Romeo, no trabalho que intitula esta exposição, sua mãe apagou todas as letras j´s do nome de Nadja no livro homônimo de André Breton em que ele vai atrás dessa mulher pela qual ele havia se apaixonado em Paris. Sua mãe também procurou por Nadja, subtraiu-lhe os j´s, e o resultado foi Nada, ou a própria procura, ou o próprio desejo ou a vontade de encontrar.
Há também, nessa exposição, um trabalho que apresenta instruções propostas por sua mãe para que pessoas encostem uma de suas orelhas na orelha de outra pessoa. Um dia, você vai estar um pouco maior e vai poder performar o que te conto. Duas orelhas se escutarem… parece que deveria haver uma anulação! Dois órgãos feitos a receber, mas dispostos em des-utilização proposital. Você, como o bom canceriano que é, vai logo perceber que, do suposto vazio, nasce uma harmonia entre duas batidas, entre dois corações. Mas apenas a força de se permitir colocar-se a perceber o outro se colocando a lhe perceber já é capaz de criar, onde havia vazio e anulação, tudo que uma relação pode criar.

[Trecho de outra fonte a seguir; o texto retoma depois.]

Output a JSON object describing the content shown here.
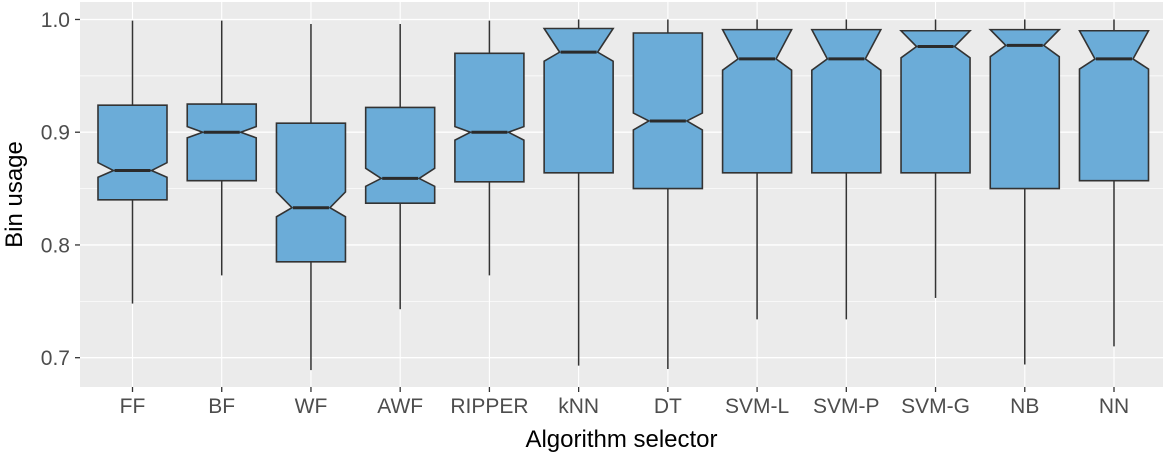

Essas instruções iluminam a série de trabalhos chamada “escuta da escuta” da qual fazem parte objetos, instalações e desenhos. Nessa exposição, está presente a obra “Escuta da escuta ( A surdez de quem ouve:cantos)” em que duas conchas (daquelas impressionantes em que se escuta o som do mar) são postas de forma em que suas aberturas se encontram. Imagine: dois oceanos se encontrando aqui dentro da Galeria do Ibeu – e só os próprios oceanos vivem isso! Num outro trabalho, são flores diversas que em analogia fazem os ouvidos de uma corrente de escutas de escutas. E há um par de desenhos bastante especial. Em um deles, duas casas estão de frente uma para a outra, e suas portas se encontram. Todo encontro entre dois “dentros” acontece na habitação da superfície do outro. No segundo desenho, também aparecem duas casas, porém, nesse que é único trabalho da mostra feito depois de você já estar dentro da sua mãe, as portas ainda se encontram, mas com um “dentro” dentro de outro “dentro”. Não consigo imaginar nenhuma situação pra isso que não a gestação.
Essa exposição é preenchida por suspiros utópicos e poéticos de quem sente brilhar e doer a fome de mundo, a fome de outro. Toda essa exposição, Romeo, trata da infinidade de belezas que podem surgir de onde menos se espera. E, na verdade, foi assim que você, seu gorduchinho, veio até nós: ninguém esperava. Mas, sendo quase todos esses trabalhos feitos antes de você, talvez sua mãe já soubesse que a gente não te esperava, mas que – como na vida – perdíamos por não esperar.